RNA-seq data from human cancer patients

RNA-seq read count information for 43 different tumor types, which are all the categories of cancer available in the database, were collected from Genomic Data Commons (GDC) Data Portal of the Cancer Genome Atlas Program (TCGA) (10 data were obtained from each cancer data collection). We used TCGA’s "Open Access data," which does not require user certification. These read count data were normalized by the TMM method16.

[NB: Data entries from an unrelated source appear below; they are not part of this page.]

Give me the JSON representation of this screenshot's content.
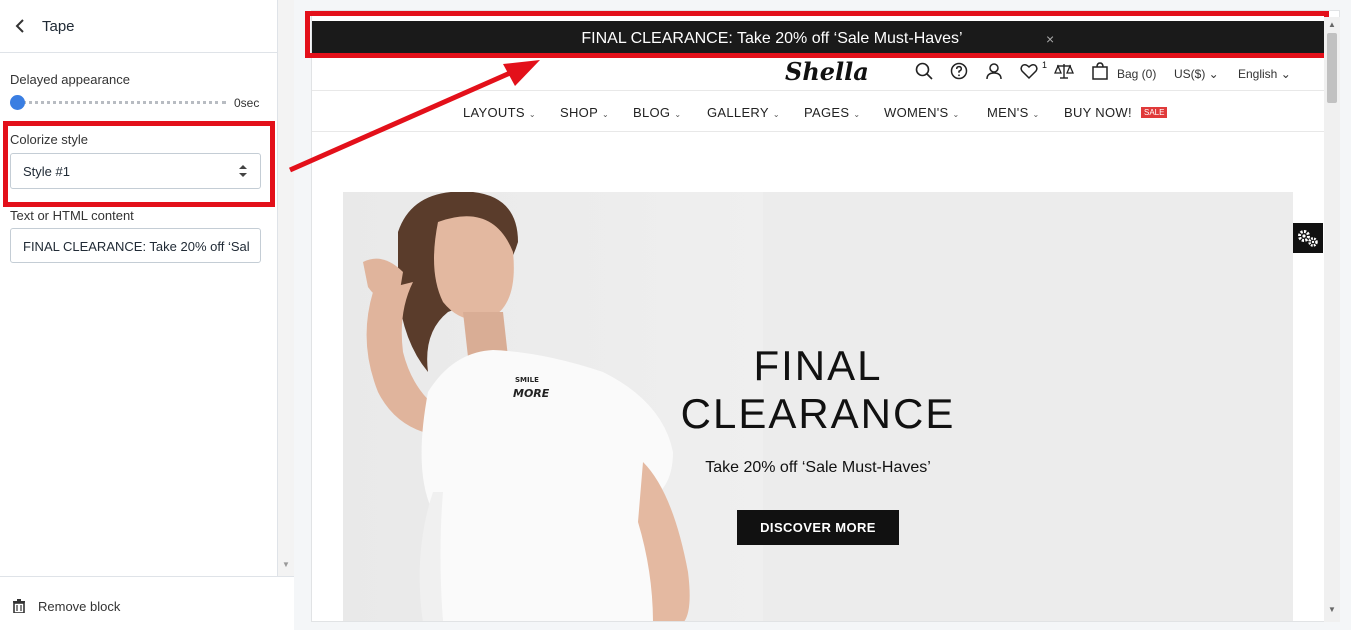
{
  "editor": {
    "title": "Tape",
    "delay_label": "Delayed appearance",
    "delay_value": "0sec",
    "colorize_label": "Colorize style",
    "colorize_value": "Style #1",
    "content_label": "Text or HTML content",
    "content_value": "FINAL CLEARANCE: Take 20% off ‘Sal",
    "remove_label": "Remove block"
  },
  "tape": {
    "text": "FINAL CLEARANCE: Take 20% off ‘Sale Must-Haves’",
    "close": "×"
  },
  "header": {
    "logo": "Shella",
    "wishlist_count": "1",
    "bag": "Bag (0)",
    "currency": "US($) ⌄",
    "language": "English ⌄"
  },
  "nav": {
    "items": [
      "LAYOUTS",
      "SHOP",
      "BLOG",
      "GALLERY",
      "PAGES",
      "WOMEN'S",
      "MEN'S",
      "BUY NOW!"
    ],
    "sale_badge": "SALE"
  },
  "hero": {
    "title_line1": "FINAL",
    "title_line2": "CLEARANCE",
    "subtitle": "Take 20% off ‘Sale Must-Haves’",
    "button": "DISCOVER MORE",
    "shirt_line1": "SMILE",
    "shirt_line2": "MORE"
  },
  "colors": {
    "accent_red": "#e3101a",
    "tape_bg": "#1a1a1a",
    "slider_blue": "#3a7ee2",
    "sale_red": "#e03a3a"
  },
  "icons": [
    "chevron-left-icon",
    "select-arrows-icon",
    "trash-icon",
    "search-icon",
    "help-icon",
    "user-icon",
    "heart-icon",
    "compare-icon",
    "bag-icon",
    "gear-icon"
  ]
}
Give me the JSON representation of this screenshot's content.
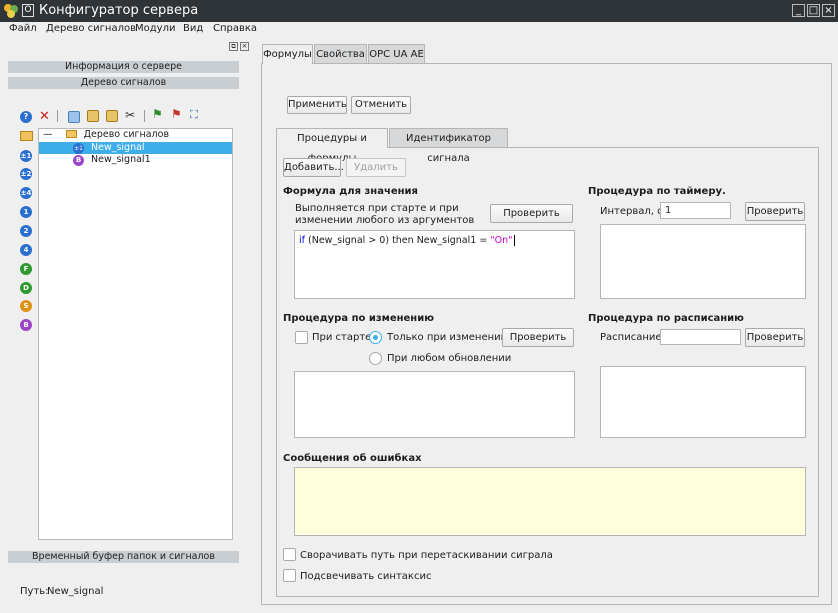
{
  "window": {
    "title": "Конфигуратор сервера",
    "pin_label": "O"
  },
  "menu": [
    "Файл",
    "Дерево сигналов",
    "Модули",
    "Вид",
    "Справка"
  ],
  "left": {
    "server_info": "Информация о сервере",
    "signal_tree_header": "Дерево сигналов",
    "tree": {
      "root": "Дерево сигналов",
      "items": [
        "New_signal",
        "New_signal1"
      ]
    },
    "buffer": "Временный буфер папок и сигналов",
    "path_label": "Путь:",
    "path_value": "New_signal",
    "side_icons": [
      {
        "text": "?",
        "color": "#2a6fd0"
      },
      {
        "text": "",
        "color": "#3a8e3a"
      },
      {
        "text": "±1",
        "color": "#2a6fd0"
      },
      {
        "text": "±2",
        "color": "#2a6fd0"
      },
      {
        "text": "±4",
        "color": "#2a6fd0"
      },
      {
        "text": "1",
        "color": "#2a6fd0"
      },
      {
        "text": "2",
        "color": "#2a6fd0"
      },
      {
        "text": "4",
        "color": "#2a6fd0"
      },
      {
        "text": "F",
        "color": "#2f9a2f"
      },
      {
        "text": "D",
        "color": "#2f9a2f"
      },
      {
        "text": "S",
        "color": "#e08f17"
      },
      {
        "text": "B",
        "color": "#9b45c9"
      }
    ]
  },
  "tabs": [
    "Формулы",
    "Свойства",
    "OPC UA AE"
  ],
  "actions": {
    "apply": "Применить",
    "cancel": "Отменить"
  },
  "subtabs": [
    "Процедуры и формулы",
    "Идентификатор сигнала"
  ],
  "buttons": {
    "add": "Добавить...",
    "remove": "Удалить",
    "check": "Проверить"
  },
  "formula": {
    "title": "Формула для значения",
    "desc": "Выполняется при старте и при изменении любого из аргументов",
    "code_kw": "if",
    "code_mid": "(New_signal > 0) then New_signal1 = ",
    "code_str": "\"On\""
  },
  "timer": {
    "title": "Процедура по таймеру.",
    "interval_label": "Интервал, с:",
    "interval_value": "1"
  },
  "change": {
    "title": "Процедура по изменению",
    "on_start": "При старте",
    "only_change": "Только при изменении",
    "any_update": "При любом обновлении"
  },
  "schedule": {
    "title": "Процедура по расписанию",
    "label": "Расписание:",
    "value": ""
  },
  "errors": {
    "title": "Сообщения об ошибках"
  },
  "options": {
    "collapse": "Сворачивать путь при перетаскивании сиграла",
    "highlight": "Подсвечивать синтаксис"
  },
  "colors": {
    "selection": "#3daee9",
    "error_bg": "#ffffdd",
    "keyword": "#0000cc",
    "string": "#cc00cc"
  }
}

Gene Ontology analysis and pathway analysis

To perform Gene Ontology (GO) analysis, we referred to GO-term annotation for human genome. We examined human orthologs of the Xenopus gene and Gene Ontology enrichment analysis was performed using clusterprofiler40, a package implemented in R. Reactome pathway analysis was performed using ReactomePA, an R package based on the human REACTOME pathway database25.

Survival rate analysis

We utilized Survival Genie29, a web-based tool, to perform Kaplan–Meier analysis, which is a statistical method to evaluate survival rates, on single-cell RNA-seq (scRNA-seq) data and a variety of other molecular inputs such as gene sets, genes ratio, tumor infiltrating immune cells proportion, gene expression profile scores, and tumor mutation burden, based on cancer patient data derived from 33 projects of TCGA’s Open Access data. We defined high/low expression groups using “median” among selected samples. We also defined as a significant difference when it has > 0.2 difference in survival probability between high and low expression of a certain gene.